Melville House’s three just-published Heinrich Boll books have been reviewed by Sam Sacks (of Open Letters Monthly) in the Wall Street Journal. Here’s a bit on The Clown, which I wrote an afterword to:
Defiance takes the form of willful failure in the tragicomic novel “The Clown” (1963). The titular clown, Hans Schnier, injured in a performance, drags himself back to his apartment, where he spends the afternoon calling his family and acquaintances, alternately hectoring them or pleading for money. “Financially embarrassed,” in his bourgeois father’s words, and broken-hearted at the grizzled age of 26, Hans rails against the hypocrisy of respectable, “realist” society. The woman he loves has left him because he won’t accept Catholicism—he distrusts the promise of absolution. Nor will he let his father put him through school to become a financially viable clown. In the institutions of capitalism and religion he sees only “modern forms of pantomime.”

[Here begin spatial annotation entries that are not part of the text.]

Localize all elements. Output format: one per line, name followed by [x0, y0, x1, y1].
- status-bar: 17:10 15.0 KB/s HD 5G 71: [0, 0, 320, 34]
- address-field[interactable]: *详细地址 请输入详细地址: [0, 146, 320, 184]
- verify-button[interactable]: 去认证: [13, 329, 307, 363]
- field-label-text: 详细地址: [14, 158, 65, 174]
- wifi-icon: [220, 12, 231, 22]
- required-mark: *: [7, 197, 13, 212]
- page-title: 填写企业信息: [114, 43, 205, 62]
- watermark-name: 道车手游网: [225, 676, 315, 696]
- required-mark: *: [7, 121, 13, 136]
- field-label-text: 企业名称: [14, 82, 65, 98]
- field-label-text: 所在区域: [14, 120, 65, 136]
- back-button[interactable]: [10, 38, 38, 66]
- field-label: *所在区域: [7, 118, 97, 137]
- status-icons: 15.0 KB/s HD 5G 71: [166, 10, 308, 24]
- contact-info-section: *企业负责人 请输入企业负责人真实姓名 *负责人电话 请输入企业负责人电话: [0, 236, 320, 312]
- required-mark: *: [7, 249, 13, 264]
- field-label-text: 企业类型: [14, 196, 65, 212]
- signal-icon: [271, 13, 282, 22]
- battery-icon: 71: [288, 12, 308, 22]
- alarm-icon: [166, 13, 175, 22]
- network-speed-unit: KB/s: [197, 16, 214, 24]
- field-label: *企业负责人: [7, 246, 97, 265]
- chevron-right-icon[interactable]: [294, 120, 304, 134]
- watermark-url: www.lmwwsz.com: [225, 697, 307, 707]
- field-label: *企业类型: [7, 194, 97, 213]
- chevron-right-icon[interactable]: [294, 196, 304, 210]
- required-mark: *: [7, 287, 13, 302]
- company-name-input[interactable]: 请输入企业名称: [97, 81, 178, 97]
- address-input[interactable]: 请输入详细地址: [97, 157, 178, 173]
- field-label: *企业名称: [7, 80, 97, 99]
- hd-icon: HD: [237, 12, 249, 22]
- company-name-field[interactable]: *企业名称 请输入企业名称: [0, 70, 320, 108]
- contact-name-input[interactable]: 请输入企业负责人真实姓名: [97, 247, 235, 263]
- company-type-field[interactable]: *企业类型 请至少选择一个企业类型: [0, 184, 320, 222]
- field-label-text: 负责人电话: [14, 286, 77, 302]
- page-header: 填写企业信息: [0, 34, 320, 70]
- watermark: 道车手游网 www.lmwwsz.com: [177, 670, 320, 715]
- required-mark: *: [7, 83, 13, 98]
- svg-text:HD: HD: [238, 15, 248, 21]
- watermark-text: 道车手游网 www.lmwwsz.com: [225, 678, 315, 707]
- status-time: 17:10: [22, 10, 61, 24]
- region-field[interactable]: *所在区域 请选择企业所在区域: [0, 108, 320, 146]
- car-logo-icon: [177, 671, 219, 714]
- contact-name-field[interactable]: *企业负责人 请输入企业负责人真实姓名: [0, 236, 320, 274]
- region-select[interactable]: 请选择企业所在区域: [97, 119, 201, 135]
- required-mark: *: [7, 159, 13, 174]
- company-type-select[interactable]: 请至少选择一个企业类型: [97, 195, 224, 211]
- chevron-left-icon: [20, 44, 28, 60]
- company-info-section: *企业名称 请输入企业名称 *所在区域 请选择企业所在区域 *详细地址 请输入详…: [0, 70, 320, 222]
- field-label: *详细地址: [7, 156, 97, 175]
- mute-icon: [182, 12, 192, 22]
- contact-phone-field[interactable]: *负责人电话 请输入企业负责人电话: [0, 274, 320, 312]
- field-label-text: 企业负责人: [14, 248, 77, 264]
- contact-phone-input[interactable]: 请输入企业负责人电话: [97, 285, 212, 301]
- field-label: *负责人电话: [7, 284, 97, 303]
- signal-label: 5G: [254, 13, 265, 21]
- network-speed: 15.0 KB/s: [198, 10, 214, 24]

“The Clown” is a concept book, but in it the abstractions of existentialism are manifested in vivid flesh-and-blood characters—even if Hans is a bit unusual. He has the ability to smell people over the phone, bringing to life the spectrum of the robust middle class, from the cigarette and grease odors of well-fed hausfraus to the beery breath of Hans’s grubbing talent agent.